Neste sentido, a claustrofóbica direção de fotografia de Leo Resende Ferreira sempre próxima ao protagonista e aos componentes do carro (talvez, você nunca mais olhe da mesma forma para o ar-condicionado do seu carro) e todo o trabalho do departamento de som criam a atmosfera precisa de angústia. “A Jaula”, porém, nada seria não fossem os protagonistas brilhantes: Chay Suede vai da confiança extrema ao medo e desespero até chegar no limite do desgaste físico e emocional de forma gradativa, dominando a tela em cada segundo em cena. Já Alexandre Nero solta cada expressão batida do bolsonarismo repleta de raiva carregada de deboche que tornam o médico um vilão quase cartunesco e, infelizmente e até por isso mesmo, tão real. 

 A ARMADILHA DA ARMADILHA

Pena o filme não resistir a armadilha deste tipo de produção e, a partir da metade, já não demonstrar fôlego suficiente para criar situações tão interessantes como vista no início. Complica ainda como “A Jaula” resvala, mesmo sem querer, no perigo de glorificar aquilo que condena, afinal, o roteiro oferece ao público muito mais sobre o médico e seus traumas do que do personagem de Chay. 

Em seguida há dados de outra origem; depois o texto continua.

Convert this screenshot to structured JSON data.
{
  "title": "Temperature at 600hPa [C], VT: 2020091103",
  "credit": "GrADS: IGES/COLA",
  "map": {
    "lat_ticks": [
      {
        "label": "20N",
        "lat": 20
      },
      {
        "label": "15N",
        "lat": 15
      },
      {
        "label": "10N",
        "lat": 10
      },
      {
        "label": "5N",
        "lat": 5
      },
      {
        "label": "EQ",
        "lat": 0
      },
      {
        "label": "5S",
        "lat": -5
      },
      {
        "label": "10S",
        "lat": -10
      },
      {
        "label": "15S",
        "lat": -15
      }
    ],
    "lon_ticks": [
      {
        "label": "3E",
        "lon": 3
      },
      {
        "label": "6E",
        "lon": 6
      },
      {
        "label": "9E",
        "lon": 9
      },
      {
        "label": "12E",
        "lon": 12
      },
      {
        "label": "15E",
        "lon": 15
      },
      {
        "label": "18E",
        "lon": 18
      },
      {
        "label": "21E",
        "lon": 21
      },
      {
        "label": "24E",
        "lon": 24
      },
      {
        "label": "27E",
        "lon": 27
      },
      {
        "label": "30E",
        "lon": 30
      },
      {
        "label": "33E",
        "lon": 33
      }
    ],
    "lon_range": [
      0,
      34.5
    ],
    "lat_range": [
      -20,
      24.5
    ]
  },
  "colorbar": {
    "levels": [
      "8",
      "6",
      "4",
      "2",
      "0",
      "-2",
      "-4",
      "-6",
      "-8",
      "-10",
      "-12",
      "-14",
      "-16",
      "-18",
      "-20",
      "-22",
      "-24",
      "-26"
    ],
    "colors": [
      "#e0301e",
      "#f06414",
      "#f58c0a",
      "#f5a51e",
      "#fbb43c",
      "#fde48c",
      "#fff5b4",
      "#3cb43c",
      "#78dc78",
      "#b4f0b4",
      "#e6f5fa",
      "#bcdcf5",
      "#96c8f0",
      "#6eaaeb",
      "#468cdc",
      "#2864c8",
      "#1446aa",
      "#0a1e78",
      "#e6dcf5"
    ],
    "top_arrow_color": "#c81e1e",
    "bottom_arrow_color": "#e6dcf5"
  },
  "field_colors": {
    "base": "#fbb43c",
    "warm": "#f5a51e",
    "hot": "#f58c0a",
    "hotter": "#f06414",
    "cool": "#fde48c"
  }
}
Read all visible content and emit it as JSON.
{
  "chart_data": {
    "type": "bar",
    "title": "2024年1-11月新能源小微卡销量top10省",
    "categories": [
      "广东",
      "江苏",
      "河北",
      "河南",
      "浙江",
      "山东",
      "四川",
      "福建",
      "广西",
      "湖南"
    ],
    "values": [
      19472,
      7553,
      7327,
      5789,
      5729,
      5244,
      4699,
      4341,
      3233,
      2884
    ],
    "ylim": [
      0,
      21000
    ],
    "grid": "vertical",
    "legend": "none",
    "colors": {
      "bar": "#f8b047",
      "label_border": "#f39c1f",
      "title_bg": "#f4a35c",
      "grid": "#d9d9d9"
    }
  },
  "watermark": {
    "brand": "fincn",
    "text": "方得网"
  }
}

Desta forma, em certo momento, não me espantaria de ver uma parcela do público abraçar a linha de pensamento seguida pela figura nefasta do personagem de Nero, inclusive, passando a torcer para executar o rapaz por simplesmente entender mais suas absurdas motivações. Isso, claro, poderia ser um rico paradoxo sobre o retrato da nossa desumanização proposta por Cândido Zacharias, mas, falta “A Jaula” uma densidade maior para aprofundar suas discussões, sendo a caricatura a saída mais fácil – simbolizada pela presença mal explorada da negociadora da Polícia Civil interpretada por Mariana Lima, a qual possui desfecho tão abrupto levando a uma provocação barata de atirar para todos os lados. 

Com isso, as ótimas provocações perdem potência deixando o impacto da produção menor do que poderia ser. Ainda assim, “A Jaula” mostra caminho interessante do cinema brasileiro mainstream de adaptar subgêneros consagrados por Hollywood para a realidade sociopolítica do país com alta qualidade e elenco de primeira. Que saiam mais da mesma safra.